Para a caracterização visual, ela lançou mão de várias influências – mais ou menos evidentes – advindas do mundo da arte, do cinema, da literatura, da história em quadrinhos: Família Addams, Assassinato por morte (Robert Moore, 1976), Frankenstein Jr. (série animada da Hanna-Barbera), Este mundo é um hospício (Frank Capra, 1955), entre outras criações. A autora destaca nomes de referência mais clara em sua obra, como Tim Burton, Alfred Hitchcock e Edward Gorey, sem deixar de mencionar aqueles menos óbvios, como Toulouse Lautrec.

 


Família Addams, quadrinho de Charles Addams

 

Uma paleta de cores viva para a menina zumbi

A paleta do livro traz essa estética "creepy" do universo da história com a presença de cores como preto, violeta, roxo e outros tons sombrios, que contrastam com as cores mais brilhantes e saturadas, que também representam o componente irônico da história. No primeiro livro, a ilustradora falou dessa escolha: “Eu tinha bem claro que a linha de lápis preto teria sido a principal característica do livro. Inicialmente, também tinha pensado em deixá-lo apenas com um traço preto, talvez com apenas duas ou três cores para certos detalhes.

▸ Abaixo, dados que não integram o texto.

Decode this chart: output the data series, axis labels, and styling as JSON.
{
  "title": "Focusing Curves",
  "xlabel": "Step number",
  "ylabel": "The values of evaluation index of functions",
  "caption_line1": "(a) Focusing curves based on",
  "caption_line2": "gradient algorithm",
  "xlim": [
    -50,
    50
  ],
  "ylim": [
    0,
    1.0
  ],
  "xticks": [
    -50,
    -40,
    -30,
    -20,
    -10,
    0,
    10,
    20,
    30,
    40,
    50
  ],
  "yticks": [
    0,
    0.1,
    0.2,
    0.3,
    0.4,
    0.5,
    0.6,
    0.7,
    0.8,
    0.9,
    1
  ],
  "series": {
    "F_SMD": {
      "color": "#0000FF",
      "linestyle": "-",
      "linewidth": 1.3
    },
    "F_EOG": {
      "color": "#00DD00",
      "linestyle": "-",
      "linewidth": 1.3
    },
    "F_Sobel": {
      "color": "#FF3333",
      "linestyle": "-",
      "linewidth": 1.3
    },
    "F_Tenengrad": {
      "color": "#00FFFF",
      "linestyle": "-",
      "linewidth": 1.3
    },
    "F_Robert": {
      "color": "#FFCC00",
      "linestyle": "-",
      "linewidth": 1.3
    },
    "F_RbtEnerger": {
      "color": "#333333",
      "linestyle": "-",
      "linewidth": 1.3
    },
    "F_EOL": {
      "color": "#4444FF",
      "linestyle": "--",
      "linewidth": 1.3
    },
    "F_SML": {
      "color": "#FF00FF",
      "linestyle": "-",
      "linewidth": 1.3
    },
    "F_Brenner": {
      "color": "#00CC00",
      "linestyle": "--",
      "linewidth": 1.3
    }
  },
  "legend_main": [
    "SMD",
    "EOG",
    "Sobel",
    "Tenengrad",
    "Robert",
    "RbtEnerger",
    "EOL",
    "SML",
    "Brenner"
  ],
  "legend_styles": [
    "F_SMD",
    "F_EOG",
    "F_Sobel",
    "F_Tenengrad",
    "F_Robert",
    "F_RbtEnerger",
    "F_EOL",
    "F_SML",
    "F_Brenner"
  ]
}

No final, porém, optei pela escolha mais segura de cores, acompanhando os desenhos com uma paleta bastante dessaturada, exceto pelo laranja brilhante, que ‘ilumina’ o livro como as abóboras-lanterna do Halloween”. Depois, nos títulos subsequentes, houve uma escolha de outra cor-guia que caracterizasse a história. Já o violeta, embora menos brilhante do que a cor laranja ou das outras cores-guia, está sempre presente”.

 

 

As escolhas de técnica e composição

“Depois de uma fase manual a lápis para esboços e storyboards, vou direto ao trabalho em digital, utilizando vários tipos de pincéis que simulam lápis de cera, lápis, aquarelas.” Para Barbara, a escolha da técnica digital é ditada pelas múltiplas possibilidades que oferece e pela praticidade de quaisquer correções.

Sobre a composição, ao inserir os quadros pretos ou partes da composição preta, a artista pensa numa dupla função: enquadrar certas cenas e reforçar essa escolha visual mais assustadora, sublinhando o protagonismo da linha de lápis preto do estilo. “Mortina é muito rica em ilustrações completas, tanto na quantidade de detalhes como na cobertura de página. Assim, os quadros negros, por outro lado, também desempenham a função de criar um distanciamento visual em algumas cenas, onde, caso contrário, uma continuidade visual errônea seria criada entre as duas páginas lado a lado que não deveriam estar lá, porque elas devem ser "lidas" separadamente. O quadro preto permite isso”, explica.

 

 

É interessante notar que esse quadro, na última cena, adquire uma função adicional, aproximando-se do personagem da mesma forma com que os desenhos animados fazem nos encerramentos das séries infantis de televisão. “Na minha abordagem de trabalho para literatura infantil, há um pano de fundo que vem do mundo da animação. Não tanto pelo estilo ilustrativo, mas pelo aspecto visual e quase fílmico, com o qual as histórias se desenvolvem na minha cabeça. O mundo da animação me ajudou muito também em dar um certo ritmo às histórias e de certa forma visualizar os "planos" da página ilustrada”.

 

 

A autora também aponta que a escolha dá um aceno ao clássico desvanecimento circular ao preto do mundo do cinema, usado desde os tempos do cinema mudo, mas que hoje ela vê estar em desuso. “Para a Mortina, funcionou bem tanto para fechar a história com o foco sempre sobre ela quanto por ser uma história definida em outra época, para lembrar um tempo distante”, comenta a artista.